|
|
|
|
|
by saltysugar
4476 days ago
|
|
Kafka is mostly in Scala (which runs on JVM). Scala provides many attractive features to build scalable and type-safe code. And about performance, Kafka is used of LinkedIn and it process hundreds of gigabytes of data, close to a billion messages per day (reported in their paper in 2011), and the engineers claim that they're processing terabytes of data a day now. Not sure on what basis you claim the choice of language to be "questionable", but keep in mind that Scala's type-safety and many other features are much more difficult to achieve in C/C++. Cleaner code is sometimes more important than some tiny gain in performance. Also in terms of scaling, Kafka cleverly takes advantage of many aspects in their design to ensure low-latency high-throughput. * Little random I/O * Relying heavily on the OS pagecache for data storage Performance-wise, Kafka can outshine some of the in-memory message storing message queues.
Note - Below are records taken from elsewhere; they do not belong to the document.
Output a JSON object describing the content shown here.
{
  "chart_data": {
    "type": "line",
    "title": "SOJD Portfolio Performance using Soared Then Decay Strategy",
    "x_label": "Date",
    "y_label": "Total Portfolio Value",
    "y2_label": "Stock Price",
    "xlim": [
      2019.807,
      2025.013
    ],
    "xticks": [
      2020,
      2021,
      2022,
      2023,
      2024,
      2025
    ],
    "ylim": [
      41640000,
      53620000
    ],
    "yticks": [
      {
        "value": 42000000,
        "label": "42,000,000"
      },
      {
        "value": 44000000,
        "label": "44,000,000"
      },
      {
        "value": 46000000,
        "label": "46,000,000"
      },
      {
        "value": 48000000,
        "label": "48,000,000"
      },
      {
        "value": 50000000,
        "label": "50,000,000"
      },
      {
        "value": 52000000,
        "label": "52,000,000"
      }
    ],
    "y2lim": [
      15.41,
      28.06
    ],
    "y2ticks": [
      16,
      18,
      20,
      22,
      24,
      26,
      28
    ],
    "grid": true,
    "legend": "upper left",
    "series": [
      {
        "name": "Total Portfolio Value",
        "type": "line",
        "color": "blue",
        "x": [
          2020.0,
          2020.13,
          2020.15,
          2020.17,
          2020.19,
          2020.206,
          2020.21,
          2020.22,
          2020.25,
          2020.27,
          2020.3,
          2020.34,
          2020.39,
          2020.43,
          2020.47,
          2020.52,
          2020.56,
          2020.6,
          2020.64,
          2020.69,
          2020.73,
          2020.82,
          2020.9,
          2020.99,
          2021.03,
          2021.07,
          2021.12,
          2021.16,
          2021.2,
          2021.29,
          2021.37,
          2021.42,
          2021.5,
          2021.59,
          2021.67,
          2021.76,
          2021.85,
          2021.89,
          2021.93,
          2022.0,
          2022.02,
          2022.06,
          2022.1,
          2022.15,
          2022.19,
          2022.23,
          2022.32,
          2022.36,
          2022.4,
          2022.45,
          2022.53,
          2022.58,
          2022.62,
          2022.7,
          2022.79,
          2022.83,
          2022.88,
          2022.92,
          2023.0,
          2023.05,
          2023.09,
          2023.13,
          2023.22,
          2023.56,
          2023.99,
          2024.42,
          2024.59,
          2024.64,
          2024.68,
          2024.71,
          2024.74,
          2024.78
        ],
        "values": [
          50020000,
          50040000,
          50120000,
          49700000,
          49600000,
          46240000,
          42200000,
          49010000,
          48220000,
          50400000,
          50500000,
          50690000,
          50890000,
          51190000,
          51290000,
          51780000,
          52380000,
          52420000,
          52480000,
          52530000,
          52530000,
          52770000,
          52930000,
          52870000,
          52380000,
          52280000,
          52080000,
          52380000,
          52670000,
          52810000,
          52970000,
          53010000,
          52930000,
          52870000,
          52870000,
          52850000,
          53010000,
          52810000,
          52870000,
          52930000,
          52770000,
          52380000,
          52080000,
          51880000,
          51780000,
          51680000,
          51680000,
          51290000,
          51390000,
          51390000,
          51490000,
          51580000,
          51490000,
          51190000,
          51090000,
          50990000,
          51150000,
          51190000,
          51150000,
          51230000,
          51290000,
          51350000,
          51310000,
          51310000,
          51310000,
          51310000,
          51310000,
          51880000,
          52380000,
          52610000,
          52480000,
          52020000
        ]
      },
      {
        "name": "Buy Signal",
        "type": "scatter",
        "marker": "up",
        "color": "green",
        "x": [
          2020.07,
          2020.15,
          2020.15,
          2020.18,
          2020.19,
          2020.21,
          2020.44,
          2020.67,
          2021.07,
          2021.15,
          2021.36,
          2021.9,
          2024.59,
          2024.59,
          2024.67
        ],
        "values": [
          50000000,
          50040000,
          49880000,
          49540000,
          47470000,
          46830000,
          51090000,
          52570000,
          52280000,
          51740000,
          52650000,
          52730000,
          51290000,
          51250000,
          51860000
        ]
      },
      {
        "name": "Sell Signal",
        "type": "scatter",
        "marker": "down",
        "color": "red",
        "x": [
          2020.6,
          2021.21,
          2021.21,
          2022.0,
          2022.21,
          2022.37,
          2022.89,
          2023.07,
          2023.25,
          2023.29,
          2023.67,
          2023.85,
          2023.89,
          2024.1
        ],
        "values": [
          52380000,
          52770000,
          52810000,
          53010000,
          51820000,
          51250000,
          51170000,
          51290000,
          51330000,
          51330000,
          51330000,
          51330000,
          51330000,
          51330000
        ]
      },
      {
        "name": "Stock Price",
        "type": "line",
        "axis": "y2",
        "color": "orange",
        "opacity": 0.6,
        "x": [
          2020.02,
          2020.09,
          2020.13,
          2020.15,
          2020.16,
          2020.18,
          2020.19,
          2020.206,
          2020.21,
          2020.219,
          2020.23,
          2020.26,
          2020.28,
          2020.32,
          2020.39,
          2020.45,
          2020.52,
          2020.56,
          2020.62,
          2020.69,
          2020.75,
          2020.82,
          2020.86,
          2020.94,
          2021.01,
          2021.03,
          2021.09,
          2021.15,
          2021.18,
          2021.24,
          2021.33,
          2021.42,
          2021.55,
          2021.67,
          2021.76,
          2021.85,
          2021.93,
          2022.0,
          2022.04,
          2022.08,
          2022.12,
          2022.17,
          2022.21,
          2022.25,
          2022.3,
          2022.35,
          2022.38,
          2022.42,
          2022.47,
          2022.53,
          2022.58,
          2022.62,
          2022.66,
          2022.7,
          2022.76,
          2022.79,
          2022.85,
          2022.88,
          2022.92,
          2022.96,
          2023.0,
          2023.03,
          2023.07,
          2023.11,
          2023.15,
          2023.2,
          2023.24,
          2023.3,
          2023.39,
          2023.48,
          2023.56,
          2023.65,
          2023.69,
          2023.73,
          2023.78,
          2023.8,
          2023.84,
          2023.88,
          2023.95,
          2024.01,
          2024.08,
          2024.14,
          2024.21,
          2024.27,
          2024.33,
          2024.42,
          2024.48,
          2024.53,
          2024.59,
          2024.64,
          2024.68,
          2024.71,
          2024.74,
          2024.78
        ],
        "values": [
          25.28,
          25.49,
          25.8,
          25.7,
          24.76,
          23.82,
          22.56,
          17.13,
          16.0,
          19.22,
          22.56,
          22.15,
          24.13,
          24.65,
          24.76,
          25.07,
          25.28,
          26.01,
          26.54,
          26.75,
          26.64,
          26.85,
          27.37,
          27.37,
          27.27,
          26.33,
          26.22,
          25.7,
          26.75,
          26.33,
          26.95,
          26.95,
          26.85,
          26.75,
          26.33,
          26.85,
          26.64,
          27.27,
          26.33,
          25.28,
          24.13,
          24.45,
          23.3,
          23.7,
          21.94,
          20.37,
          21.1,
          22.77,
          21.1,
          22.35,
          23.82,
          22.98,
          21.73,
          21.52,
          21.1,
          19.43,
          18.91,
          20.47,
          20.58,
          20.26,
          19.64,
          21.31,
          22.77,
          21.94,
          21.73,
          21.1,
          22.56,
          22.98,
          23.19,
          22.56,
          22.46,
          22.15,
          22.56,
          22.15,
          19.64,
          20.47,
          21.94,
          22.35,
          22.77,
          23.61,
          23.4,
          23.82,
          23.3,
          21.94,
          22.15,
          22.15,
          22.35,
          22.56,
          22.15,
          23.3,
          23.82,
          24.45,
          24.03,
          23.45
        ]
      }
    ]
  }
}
Source:
http://kafka.apache.org/documentation.html#design http://research.microsoft.com/en-us/um/people/srikanth/netdb... |
|
> Java garbage collection becomes increasingly fiddly and slow as the in-heap data increases.
So they had to work around that. In my view it's not a tiny issue. I'd say, instead of working around such inherent limitations, it's better not to have them to begin with when making high performance systems. That was my main point above. Time spent dancing around such problems defeats the purpose of supposed easiness of development.